Selon Pékin, l'émission d'avertissements de voyage est une "pratique courante dans le monde entier". "Engagés dans une approche centrée sur les personnes et avec une diplomatie au service de la population, nous ferons tout ce qui est nécessaire pour sauvegarder la sécurité et les droits et intérêts légitimes des citoyens chinois à l'étranger", a-t-il indiqué.

Lin a insisté sur les "risques extrêmement élevés" auxquels sont confrontés les ressortissants chinois en Eswatini et a souligné que la décision de publier cet avis intervient après une "évaluation prudente" de la situation sur le terrain.

En mai, l'Eswatini a accueilli le président de Taïwan, Lai Ching Te, lors d'une visite inattendue qui a eu lieu après l'échec d'une tentative précédente, frustrée après que plusieurs pays africains ont interdit l'utilisation de leur espace aérien à l'avion du dirigeant taïwanais dans un contexte de fortes pressions diplomatiques de la part de la Chine.

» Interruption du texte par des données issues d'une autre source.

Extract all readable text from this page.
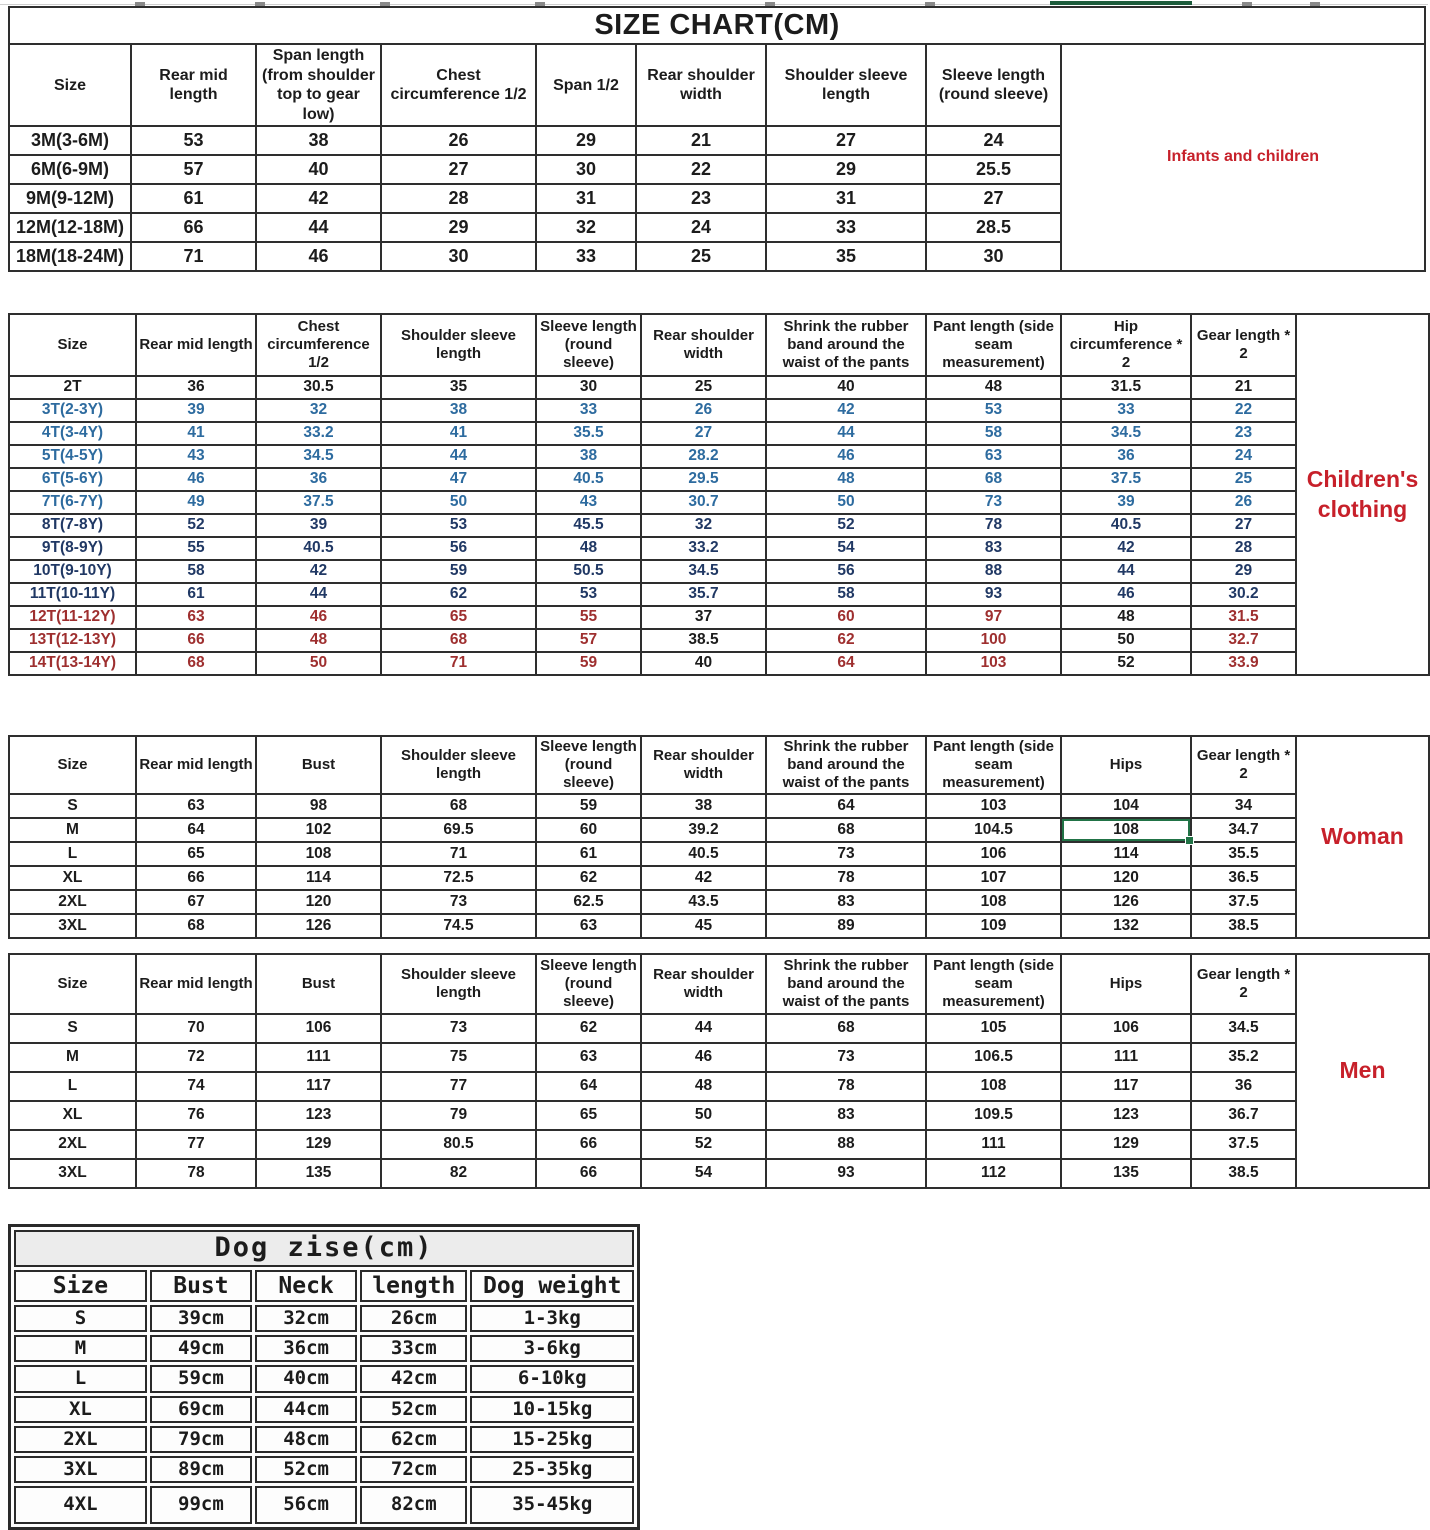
SIZE CHART(CM)								
Size	Rear mid length	Span length (from shoulder top to gear low)	Chest circumference 1/2	Span 1/2	Rear shoulder width	Shoulder sleeve length	Sleeve length (round sleeve)	Infants and children
3M(3-6M)	53	38	26	29	21	27	24	
6M(6-9M)	57	40	27	30	22	29	25.5	
9M(9-12M)	61	42	28	31	23	31	27	
12M(12-18M)	66	44	29	32	24	33	28.5	
18M(18-24M)	71	46	30	33	25	35	30	
Size	Rear mid length	Chest circumference 1/2	Shoulder sleeve length	Sleeve length (round sleeve)	Rear shoulder width	Shrink the rubber band around the waist of the pants	Pant length (side seam measurement)	Hip circumference * 2	Gear length * 2	Children's clothing
2T	36	30.5	35	30	25	40	48	31.5	21	
3T(2-3Y)	39	32	38	33	26	42	53	33	22	
4T(3-4Y)	41	33.2	41	35.5	27	44	58	34.5	23	
5T(4-5Y)	43	34.5	44	38	28.2	46	63	36	24	
6T(5-6Y)	46	36	47	40.5	29.5	48	68	37.5	25	
7T(6-7Y)	49	37.5	50	43	30.7	50	73	39	26	
8T(7-8Y)	52	39	53	45.5	32	52	78	40.5	27	
9T(8-9Y)	55	40.5	56	48	33.2	54	83	42	28	
10T(9-10Y)	58	42	59	50.5	34.5	56	88	44	29	
11T(10-11Y)	61	44	62	53	35.7	58	93	46	30.2	
12T(11-12Y)	63	46	65	55	37	60	97	48	31.5	
13T(12-13Y)	66	48	68	57	38.5	62	100	50	32.7	
14T(13-14Y)	68	50	71	59	40	64	103	52	33.9	
Size	Rear mid length	Bust	Shoulder sleeve length	Sleeve length (round sleeve)	Rear shoulder width	Shrink the rubber band around the waist of the pants	Pant length (side seam measurement)	Hips	Gear length * 2	Woman
S	63	98	68	59	38	64	103	104	34	
M	64	102	69.5	60	39.2	68	104.5	108	34.7	
L	65	108	71	61	40.5	73	106	114	35.5	
XL	66	114	72.5	62	42	78	107	120	36.5	
2XL	67	120	73	62.5	43.5	83	108	126	37.5	
3XL	68	126	74.5	63	45	89	109	132	38.5	
Size	Rear mid length	Bust	Shoulder sleeve length	Sleeve length (round sleeve)	Rear shoulder width	Shrink the rubber band around the waist of the pants	Pant length (side seam measurement)	Hips	Gear length * 2	Men
S	70	106	73	62	44	68	105	106	34.5	
M	72	111	75	63	46	73	106.5	111	35.2	
L	74	117	77	64	48	78	108	117	36	
XL	76	123	79	65	50	83	109.5	123	36.7	
2XL	77	129	80.5	66	52	88	111	129	37.5	
3XL	78	135	82	66	54	93	112	135	38.5	
Dog zise(cm)				
Size	Bust	Neck	length	Dog weight
S	39cm	32cm	26cm	1-3kg
M	49cm	36cm	33cm	3-6kg
L	59cm	40cm	42cm	6-10kg
XL	69cm	44cm	52cm	10-15kg
2XL	79cm	48cm	62cm	15-25kg
3XL	89cm	52cm	72cm	25-35kg
4XL	99cm	56cm	82cm	35-45kg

En particulier, les Seychelles, Maurice et Madagascar ont retiré à la dernière minute les autorisations de vol, un mouvement que Taipei a directement lié aux pressions de Pékin sur ces gouvernements. À propos de ce déplacement, les autorités chinoises ont dénoncé le "style de contrebandier" du voyage de Lai et ont exhorté à la fois l'Eswatini et d'autres États à ne pas "chercher à tirer profit d'un petit nombre de séparatistes de Taïwan".